Depuis 35 ans, la parfumerie Dans un Jardin ne compte plus les fragrances qu'elle a élaborées. Mais son dernier parfum pour femmes est le fruit, sans jeu de mots, d'une démarche nouvelle.

L'entreprise a demandé à ses amies Facebook ce qu'elles recherchent et préfèrent. L'essence de leurs réponses, c'est un parfum à la fois fruité et sucré. De l'internet aux éprouvettes est né Pitaya. C'est le nom d'un fruit exotique de la famille des cactus, une boule épineuse rose ou jaune que certains appellent «fruit du dragon» sous l'influence de l'anglais.

Lancé mardi, ce parfum dépasse ses premiers objectifs de vente, affirme Éric Arminjon, vice-président marketing de cette PME de Boucherville. «Développer des produits à partir de nos échanges avec nos clients, on va le faire de plus en plus», conclut-il.

Voilà un an que Dans un Jardin s'est aventurée sur Facebook.
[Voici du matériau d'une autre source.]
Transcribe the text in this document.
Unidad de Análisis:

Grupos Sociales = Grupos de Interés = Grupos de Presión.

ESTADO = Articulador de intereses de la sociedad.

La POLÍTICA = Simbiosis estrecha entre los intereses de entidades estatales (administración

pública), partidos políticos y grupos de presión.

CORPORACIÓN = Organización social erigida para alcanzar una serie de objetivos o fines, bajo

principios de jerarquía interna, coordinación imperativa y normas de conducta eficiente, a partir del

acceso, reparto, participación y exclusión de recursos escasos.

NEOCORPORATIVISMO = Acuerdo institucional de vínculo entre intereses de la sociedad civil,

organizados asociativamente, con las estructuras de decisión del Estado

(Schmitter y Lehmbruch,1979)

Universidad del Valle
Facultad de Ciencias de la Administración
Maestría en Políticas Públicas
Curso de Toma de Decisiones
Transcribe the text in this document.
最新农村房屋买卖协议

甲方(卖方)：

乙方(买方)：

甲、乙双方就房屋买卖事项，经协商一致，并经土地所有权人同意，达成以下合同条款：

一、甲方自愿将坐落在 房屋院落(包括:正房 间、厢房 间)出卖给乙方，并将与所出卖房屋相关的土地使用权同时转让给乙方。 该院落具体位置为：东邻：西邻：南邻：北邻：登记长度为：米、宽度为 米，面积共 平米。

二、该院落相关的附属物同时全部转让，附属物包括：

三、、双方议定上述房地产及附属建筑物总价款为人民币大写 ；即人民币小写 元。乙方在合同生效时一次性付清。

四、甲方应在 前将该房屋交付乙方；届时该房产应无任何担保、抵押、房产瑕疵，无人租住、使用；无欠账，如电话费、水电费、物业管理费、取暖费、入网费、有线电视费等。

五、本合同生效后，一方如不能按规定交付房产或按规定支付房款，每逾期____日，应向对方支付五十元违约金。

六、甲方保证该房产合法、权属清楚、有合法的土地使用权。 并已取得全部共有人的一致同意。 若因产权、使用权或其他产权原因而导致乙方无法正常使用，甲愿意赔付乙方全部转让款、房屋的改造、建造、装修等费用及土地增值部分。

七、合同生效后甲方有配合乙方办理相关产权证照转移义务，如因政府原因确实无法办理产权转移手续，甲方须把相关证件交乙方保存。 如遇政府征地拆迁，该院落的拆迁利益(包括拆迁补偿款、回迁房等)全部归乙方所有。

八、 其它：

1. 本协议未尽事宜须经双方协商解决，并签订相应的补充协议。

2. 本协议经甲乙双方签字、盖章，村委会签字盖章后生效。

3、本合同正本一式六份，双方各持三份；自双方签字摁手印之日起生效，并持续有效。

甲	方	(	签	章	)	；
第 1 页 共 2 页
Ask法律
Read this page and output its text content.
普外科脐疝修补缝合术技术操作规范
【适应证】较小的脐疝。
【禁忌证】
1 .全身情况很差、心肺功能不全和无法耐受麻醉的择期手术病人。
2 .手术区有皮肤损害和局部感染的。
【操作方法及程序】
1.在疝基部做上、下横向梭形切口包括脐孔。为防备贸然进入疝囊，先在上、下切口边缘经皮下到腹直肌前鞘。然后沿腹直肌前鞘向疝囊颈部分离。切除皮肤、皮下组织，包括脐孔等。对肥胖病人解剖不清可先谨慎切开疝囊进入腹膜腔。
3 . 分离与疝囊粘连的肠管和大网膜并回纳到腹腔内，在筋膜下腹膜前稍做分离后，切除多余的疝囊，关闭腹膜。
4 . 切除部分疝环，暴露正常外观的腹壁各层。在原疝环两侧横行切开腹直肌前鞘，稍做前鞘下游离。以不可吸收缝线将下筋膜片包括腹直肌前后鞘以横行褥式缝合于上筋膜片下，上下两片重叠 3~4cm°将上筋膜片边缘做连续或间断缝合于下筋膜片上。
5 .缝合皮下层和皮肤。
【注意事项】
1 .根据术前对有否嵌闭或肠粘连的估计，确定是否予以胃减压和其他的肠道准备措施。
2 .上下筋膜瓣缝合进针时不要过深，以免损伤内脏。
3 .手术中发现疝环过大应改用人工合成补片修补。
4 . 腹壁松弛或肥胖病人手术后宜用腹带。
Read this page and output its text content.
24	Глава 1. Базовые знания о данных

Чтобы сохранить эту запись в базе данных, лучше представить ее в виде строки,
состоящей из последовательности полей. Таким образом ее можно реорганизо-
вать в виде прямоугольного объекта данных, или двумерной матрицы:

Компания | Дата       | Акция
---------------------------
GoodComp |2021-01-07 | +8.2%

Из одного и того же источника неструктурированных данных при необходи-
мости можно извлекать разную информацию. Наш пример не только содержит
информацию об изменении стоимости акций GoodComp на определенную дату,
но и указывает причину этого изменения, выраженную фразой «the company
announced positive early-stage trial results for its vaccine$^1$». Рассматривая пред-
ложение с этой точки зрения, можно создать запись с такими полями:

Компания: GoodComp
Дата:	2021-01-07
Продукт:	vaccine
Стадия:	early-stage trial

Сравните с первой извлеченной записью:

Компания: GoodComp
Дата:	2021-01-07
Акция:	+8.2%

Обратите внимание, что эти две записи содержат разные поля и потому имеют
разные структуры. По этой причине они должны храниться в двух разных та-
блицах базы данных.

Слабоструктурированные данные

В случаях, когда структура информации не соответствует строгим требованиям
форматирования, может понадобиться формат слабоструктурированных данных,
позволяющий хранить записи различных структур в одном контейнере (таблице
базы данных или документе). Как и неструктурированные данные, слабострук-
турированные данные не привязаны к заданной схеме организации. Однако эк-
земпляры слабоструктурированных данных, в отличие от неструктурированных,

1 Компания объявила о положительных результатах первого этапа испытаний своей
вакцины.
Un gestionnaire de réseaux anime cet espace à temps plein, répondant aux questions, aux commentaires ou référant les plaintes aux vice-présidents de l'entreprise.

Cette maison de parfums s'est rapidement rendu compte que ce n'était pas le véhicule idéal pour faire mousser les ventes. Les promotions envoyées aux clients fidèles par courriel sont nettement plus efficaces.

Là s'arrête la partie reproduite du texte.